L’occasione è la ripubblicazione con Treccani del testo del padre Mario «Io non sono un depresso, ho un temperamento crepuscolare»

TORINO. «Ho fatto Vita da Carlo, spero che la seconda stagione sia accolta bene quanto la prima, poi andrò avanti. Dopo la terza e quarta stagione, per forza tornerò al cinema, devo sparare i miei ultimi colpi». Parola di Carlo Verdone che promette al pubblico del Salone del Libro il suo ritorno al cinema.
«Non ho una vita privata, appartengo a tutti, ma va bene così. Quando non sarà più così, vuol dire che te ne devi andare», scherza al suo arrivo nella Sala Oro, la più grande del Lingotto. Verdone, molto applaudito, è intervistato da Paolo Di Paolo, che lo definisce «un cinefilo appassionato». Il regista e attore, tra gli ospiti più attesi della kermesse torinese, è sempre amato e la sala è strapiena.

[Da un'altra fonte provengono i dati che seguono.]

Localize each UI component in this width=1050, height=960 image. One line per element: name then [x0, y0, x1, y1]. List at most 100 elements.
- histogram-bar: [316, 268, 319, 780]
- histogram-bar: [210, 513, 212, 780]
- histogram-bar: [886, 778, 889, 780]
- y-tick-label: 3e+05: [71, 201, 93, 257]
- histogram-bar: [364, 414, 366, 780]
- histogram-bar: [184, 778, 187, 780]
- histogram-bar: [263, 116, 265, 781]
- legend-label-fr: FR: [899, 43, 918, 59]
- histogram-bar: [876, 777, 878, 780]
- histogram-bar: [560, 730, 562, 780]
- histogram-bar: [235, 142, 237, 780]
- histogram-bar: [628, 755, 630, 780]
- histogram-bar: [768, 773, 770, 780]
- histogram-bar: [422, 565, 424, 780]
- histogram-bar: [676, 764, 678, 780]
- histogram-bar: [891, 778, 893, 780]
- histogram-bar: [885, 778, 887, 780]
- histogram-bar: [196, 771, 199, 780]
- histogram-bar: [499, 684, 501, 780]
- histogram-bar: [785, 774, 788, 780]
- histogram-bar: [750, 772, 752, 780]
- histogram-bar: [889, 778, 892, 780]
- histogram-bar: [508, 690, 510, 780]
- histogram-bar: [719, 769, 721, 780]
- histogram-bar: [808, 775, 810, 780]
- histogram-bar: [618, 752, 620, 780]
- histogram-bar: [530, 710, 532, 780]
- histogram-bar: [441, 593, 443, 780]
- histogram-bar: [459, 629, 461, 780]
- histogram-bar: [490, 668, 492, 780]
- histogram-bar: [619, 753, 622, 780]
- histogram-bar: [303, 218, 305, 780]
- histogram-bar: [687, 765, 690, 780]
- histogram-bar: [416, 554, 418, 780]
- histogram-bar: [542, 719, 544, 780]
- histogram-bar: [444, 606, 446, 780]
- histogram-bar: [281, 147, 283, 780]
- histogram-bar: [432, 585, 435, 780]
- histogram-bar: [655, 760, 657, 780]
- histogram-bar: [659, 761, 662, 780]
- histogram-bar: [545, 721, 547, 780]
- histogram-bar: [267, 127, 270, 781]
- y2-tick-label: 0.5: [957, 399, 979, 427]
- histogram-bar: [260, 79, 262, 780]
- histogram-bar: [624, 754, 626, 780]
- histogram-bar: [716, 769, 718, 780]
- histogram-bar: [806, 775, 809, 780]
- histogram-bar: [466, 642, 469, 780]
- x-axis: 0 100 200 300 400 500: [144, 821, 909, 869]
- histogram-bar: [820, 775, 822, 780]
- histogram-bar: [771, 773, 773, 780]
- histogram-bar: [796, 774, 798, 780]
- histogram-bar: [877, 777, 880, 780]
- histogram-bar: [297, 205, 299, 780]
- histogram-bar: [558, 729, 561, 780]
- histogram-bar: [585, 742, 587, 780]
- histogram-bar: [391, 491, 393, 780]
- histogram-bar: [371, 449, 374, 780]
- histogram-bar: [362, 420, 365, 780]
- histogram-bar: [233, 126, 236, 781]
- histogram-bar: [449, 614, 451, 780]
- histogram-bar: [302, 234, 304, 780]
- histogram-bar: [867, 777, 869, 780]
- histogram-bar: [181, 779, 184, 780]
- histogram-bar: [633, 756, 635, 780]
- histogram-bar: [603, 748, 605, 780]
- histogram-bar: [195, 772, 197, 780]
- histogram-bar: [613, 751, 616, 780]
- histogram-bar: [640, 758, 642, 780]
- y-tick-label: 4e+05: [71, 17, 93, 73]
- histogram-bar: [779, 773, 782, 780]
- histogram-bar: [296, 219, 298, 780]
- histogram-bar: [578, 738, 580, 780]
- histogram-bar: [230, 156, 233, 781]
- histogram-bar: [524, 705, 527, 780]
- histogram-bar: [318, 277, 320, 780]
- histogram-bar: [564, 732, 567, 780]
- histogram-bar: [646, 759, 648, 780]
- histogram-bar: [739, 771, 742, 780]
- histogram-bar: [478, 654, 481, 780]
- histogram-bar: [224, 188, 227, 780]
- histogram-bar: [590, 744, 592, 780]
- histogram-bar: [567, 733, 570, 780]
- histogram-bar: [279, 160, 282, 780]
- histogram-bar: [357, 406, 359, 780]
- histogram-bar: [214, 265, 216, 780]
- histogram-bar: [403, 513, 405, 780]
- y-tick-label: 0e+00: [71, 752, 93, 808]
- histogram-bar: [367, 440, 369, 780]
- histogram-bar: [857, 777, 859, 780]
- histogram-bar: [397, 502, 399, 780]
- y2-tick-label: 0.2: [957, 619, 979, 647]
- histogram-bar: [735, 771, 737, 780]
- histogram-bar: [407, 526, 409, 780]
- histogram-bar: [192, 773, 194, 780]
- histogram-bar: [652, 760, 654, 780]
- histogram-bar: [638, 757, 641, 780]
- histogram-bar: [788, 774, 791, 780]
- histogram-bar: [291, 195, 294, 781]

Si parla del libro Cinema neorealista del padre Mario Verdone, che Treccani ha ripubblicato. «Oggi il vero realismo non lo fa il cinema. Gomorra è un film realista, fatto bene, ma il realismo oggi lo fanno documentari. Menomale che è rinato il documentario. Vedo documentari con una potenza, una verità davvero incredibile», dice Verdone. «Ho avuto la fortuna, quando abitavo con i miei genitori, di avere a casa a cena quasi tutti, da De Sica e Rossellini. Si parlava di cinema. Roma città aperta è costato 10 milioni, per girarlo non avevano niente, le lampade erano limitate, usavano gli abbaglianti e anabbaglianti delle auto e con gli stuzzicadenti fissavano le veline sulle luci» racconta Verdone che definisce Anna Magnani «la più grande, non ci sarà mai un'attrice come lei».
Della sua grandissima produzione ricorda Compagni di scuola. «Oggi chi mi ha criticato lo definisce un gran bel film. Cecchi Gori mi lanciò il copione in faccia. Centoventi pagine che volavano in tutto l'ufficio, ci ho messo tre quarti d'ora a mettere a posto. Poi alla prima visione, Cecchi Gori mi abbracciò e mi chiese scusa. “Tu reciti meglio di come scrivi, hai fatto un gran bel film”. Era onesto, era l'epoca in cui le coppie si separavano a raffica».Verdone cita alcuni dei volti scoperti lungo la carriera, Sora Lella, Mario Brega, Fabrizio Bracconeri «Oggi mancano grandi caratteristi del cinema, tutti vogliono fare i protagonisti, è quello il dramma» Parla anche del suo carattere che si riflette nello stile dei suoi film. «Non sono un depresso, la depressione è il male peggiore per un artista. Ho un temperamento crepuscolare, leopardiano», spiega, «forse perché ho avuto tanti dolori da piccolo: prima ho perso una zia che viveva in casa, fui curato dal neurologo con i barbiturici. Poi mia nonna e a 14 anni il mio migliore amico. Mi hanno portato ad avere un carattere certe volte triste, ma mi sono sempre riscattato perché devo anche guardare la realtà e riproporre i difetti delle persone. Mi è rimasto dentro che la vita non può essere tutta una risata, è fatta anche di sconforto e solitudine. I produttori che contano le risate sono da scartare, quello è intrattenimento per un pubblico alla buona».